Turning down the power to these industries risks creating shortages in industrial materials, which could ripple through supply chains.

Assembly plants in industries that use less electricity, like car manufacturing, have not faced the same demands for power cuts. But they face other challenges.

Ongoing coronavirus outbreaks in Southeast Asia have interrupted supplies of some auto parts. There is also a global shortfall of semiconductors, a critical component in cars.

Volkswagen, the market leader in China, said on Friday that its production and sales were falling in the country because of an ever worsening chip shortage and problems in Southeast Asia.

Finding Strength in Exports

For months, economists have made the same prediction: the fast growth of China’s exports cannot last.

The economists were wrong.

China’s exports kept surging through the third quarter and finished strong, up 28.1% in September compared with the same month last year. China posted its third-highest monthly trade surplus ever last month.

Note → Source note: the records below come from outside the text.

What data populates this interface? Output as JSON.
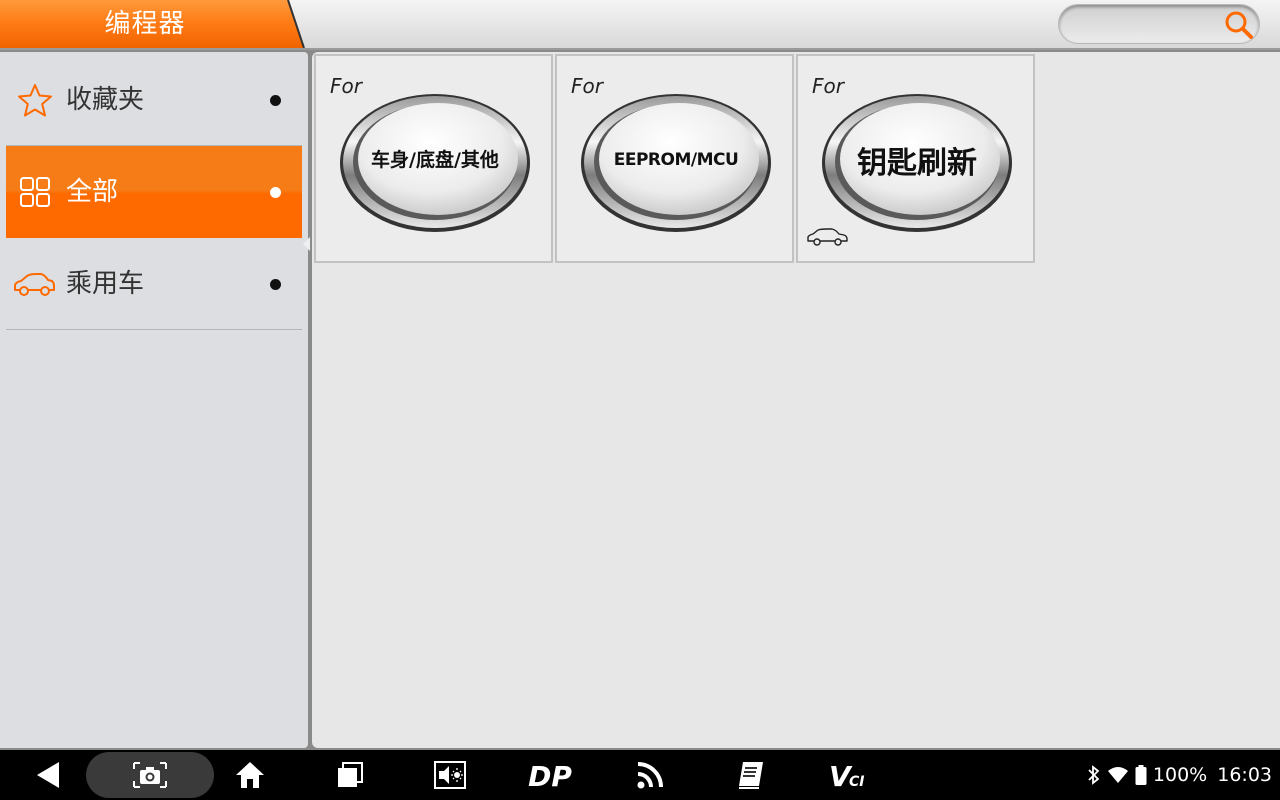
{
  "header": {
    "title": "编程器",
    "search": {
      "value": "",
      "placeholder": ""
    },
    "accent_color": "#ff6a00"
  },
  "sidebar": {
    "items": [
      {
        "label": "收藏夹",
        "icon": "star-icon",
        "active": false
      },
      {
        "label": "全部",
        "icon": "grid-icon",
        "active": true
      },
      {
        "label": "乘用车",
        "icon": "car-icon",
        "active": false
      }
    ]
  },
  "tiles": [
    {
      "for_label": "For",
      "label": "车身/底盘/其他",
      "icon": ""
    },
    {
      "for_label": "For",
      "label": "EEPROM/MCU",
      "icon": ""
    },
    {
      "for_label": "For",
      "label": "钥匙刷新",
      "icon": "car-icon"
    }
  ],
  "navbar": {
    "buttons": [
      "back-icon",
      "screenshot-icon",
      "home-icon",
      "recent-apps-icon",
      "volume-brightness-icon",
      "dp-icon",
      "rss-icon",
      "manual-icon",
      "vci-icon"
    ],
    "dp_label": "DP",
    "vci_label": "VCI"
  },
  "status": {
    "battery": "100%",
    "time": "16:03",
    "icons": [
      "bluetooth-icon",
      "wifi-icon",
      "battery-icon"
    ]
  }
}
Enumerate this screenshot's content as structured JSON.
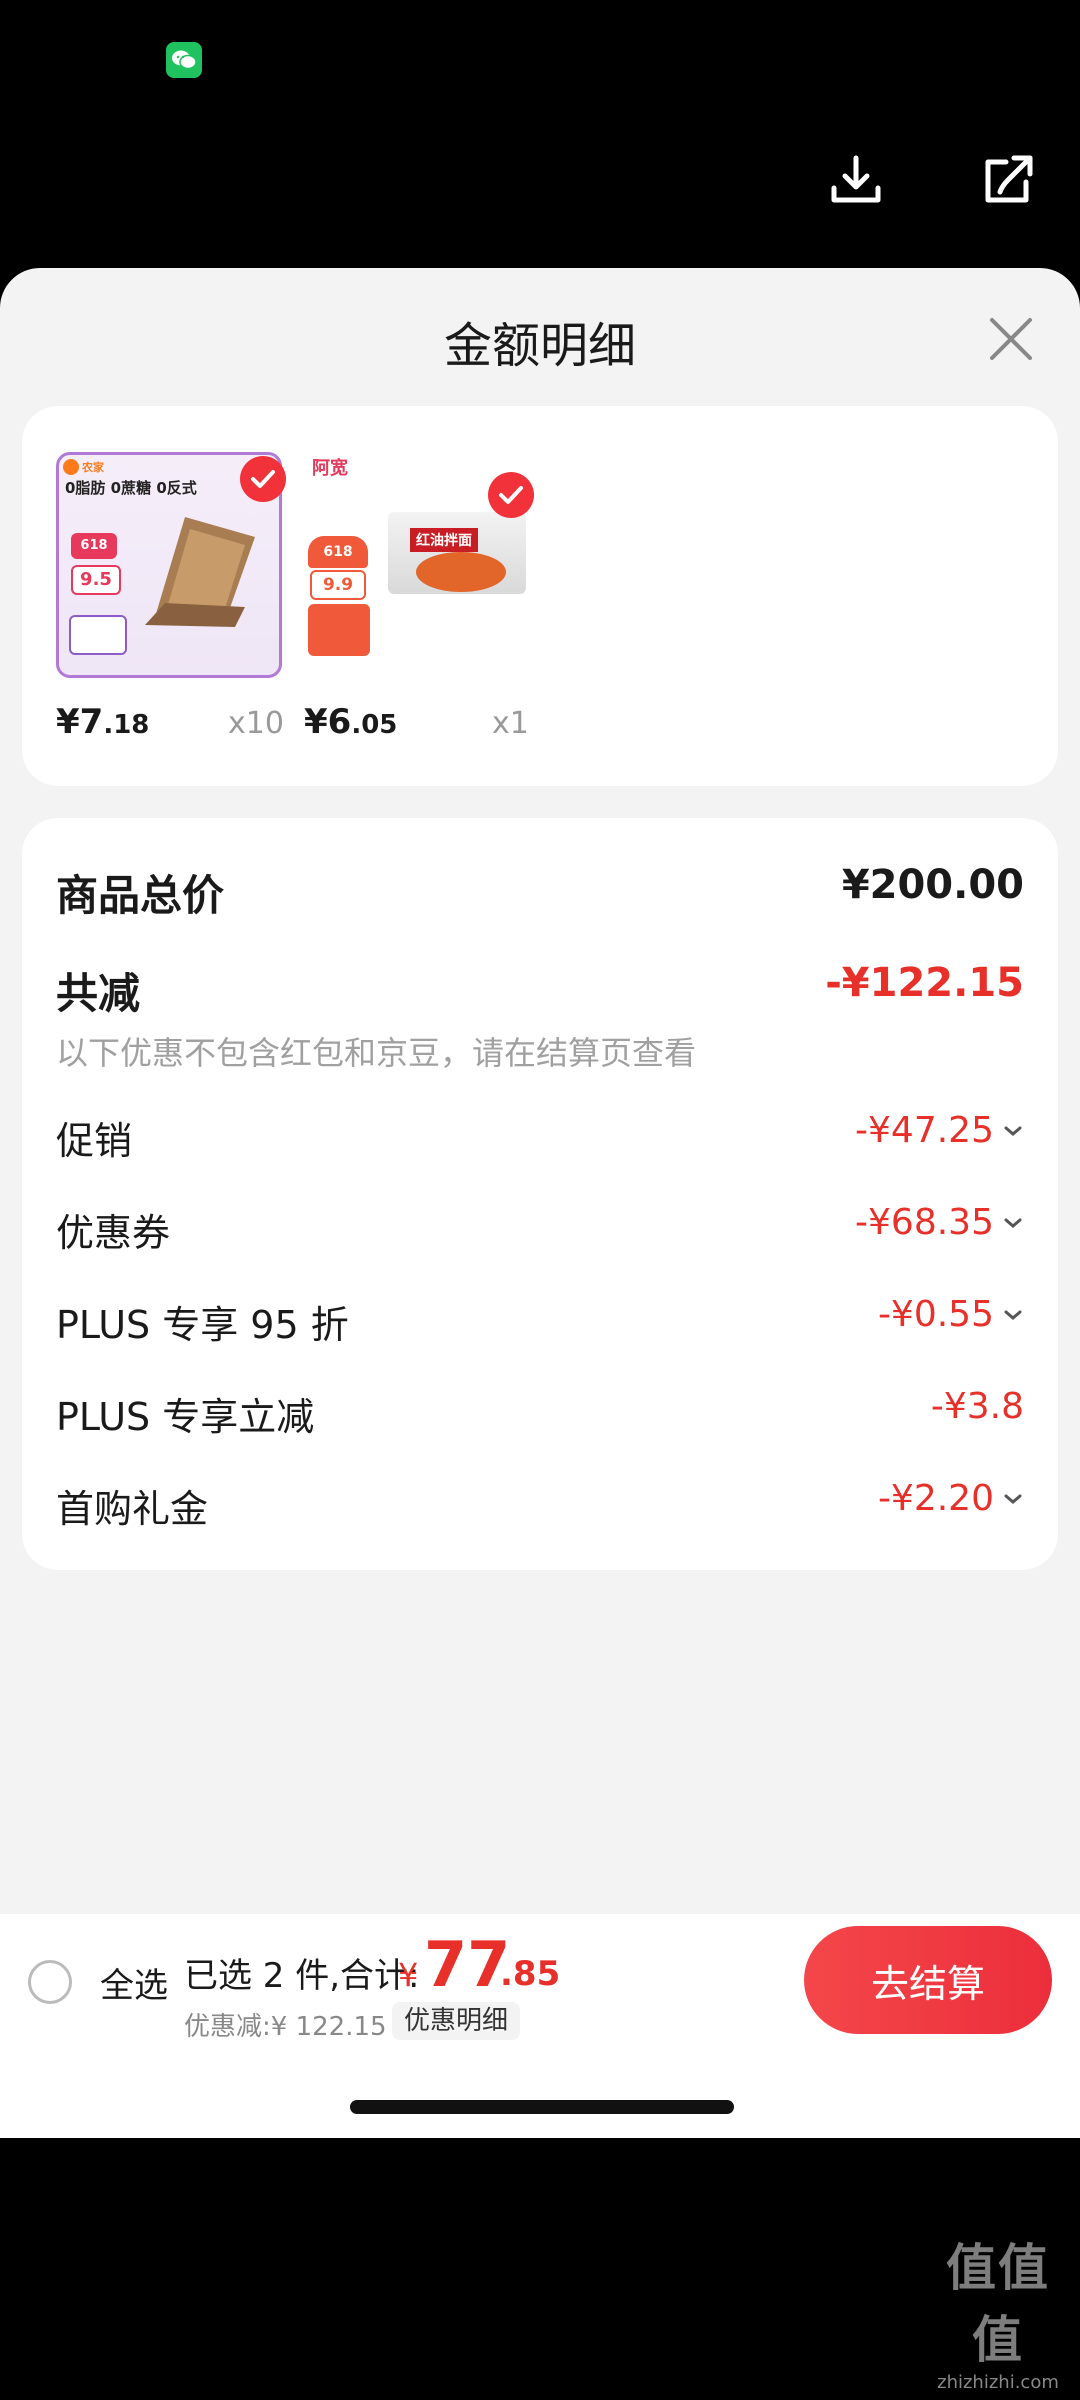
{
  "sheet": {
    "title": "金额明细"
  },
  "products": [
    {
      "name": "product-bread",
      "tag": "0脂肪 0蔗糖 0反式",
      "brand": "农家",
      "badge_618": "618",
      "badge_price": "9.5",
      "price_int": "¥7",
      "price_dec": ".18",
      "qty": "x10"
    },
    {
      "name": "product-noodles",
      "brand": "阿宽",
      "badge_618": "618",
      "badge_price": "9.9",
      "pkg_label": "红油拌面",
      "price_int": "¥6",
      "price_dec": ".05",
      "qty": "x1"
    }
  ],
  "summary": {
    "total_label": "商品总价",
    "total_value": "¥200.00",
    "reduce_label": "共减",
    "reduce_value": "-¥122.15",
    "note": "以下优惠不包含红包和京豆，请在结算页查看",
    "items": [
      {
        "label": "促销",
        "value": "-¥47.25"
      },
      {
        "label": "优惠券",
        "value": "-¥68.35"
      },
      {
        "label": "PLUS 专享 95 折",
        "value": "-¥0.55"
      },
      {
        "label": "PLUS 专享立减",
        "value": "-¥3.8"
      },
      {
        "label": "首购礼金",
        "value": "-¥2.20"
      }
    ]
  },
  "bottom": {
    "select_all": "全选",
    "selected": "已选 2 件,合计:",
    "yen": "¥",
    "total_int": "77",
    "total_dec": ".85",
    "discount": "优惠减:¥ 122.15",
    "detail_link": "优惠明细",
    "checkout": "去结算"
  },
  "watermark": {
    "big": "值值值",
    "small": "zhizhizhi.com"
  },
  "colors": {
    "accent_red": "#e8302a",
    "checkout_red": "#ec2e3b",
    "wechat_green": "#1fc25e"
  }
}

China has essentially maintained its strength in exports ever since its economy emerged from the pandemic in the spring of last year. As much of the world hunkered down at home, families splurged on consumer electronics, furniture, clothing and other goods that China manufactures in abundance.

The export boom, though, is creating another source of tension between the United States and China.

Katherine Tai, the U.S. trade representative, suggested in a speech two weeks ago that China’s export prowess was partly the result of subsidies and other unfair practices. “For too long, China’s lack of adherence to global trading norms has undercut the prosperity of Americans and others around the world,” she said.

But Chinese officials and experts contend that the country’s success is the result of a strong work ethic and consistent, large investments in manufacturing. They are quick to point out that by bringing the pandemic firmly under control within several weeks early last year, China was able to reopen its factories and offices quickly.

“We have very strong supply, but weak demand,” said Tu Xinquan, the executive dean of the China Institute for World Trade Organization Studies at the University of International Business and Technology in Beijing. “So companies have to export.”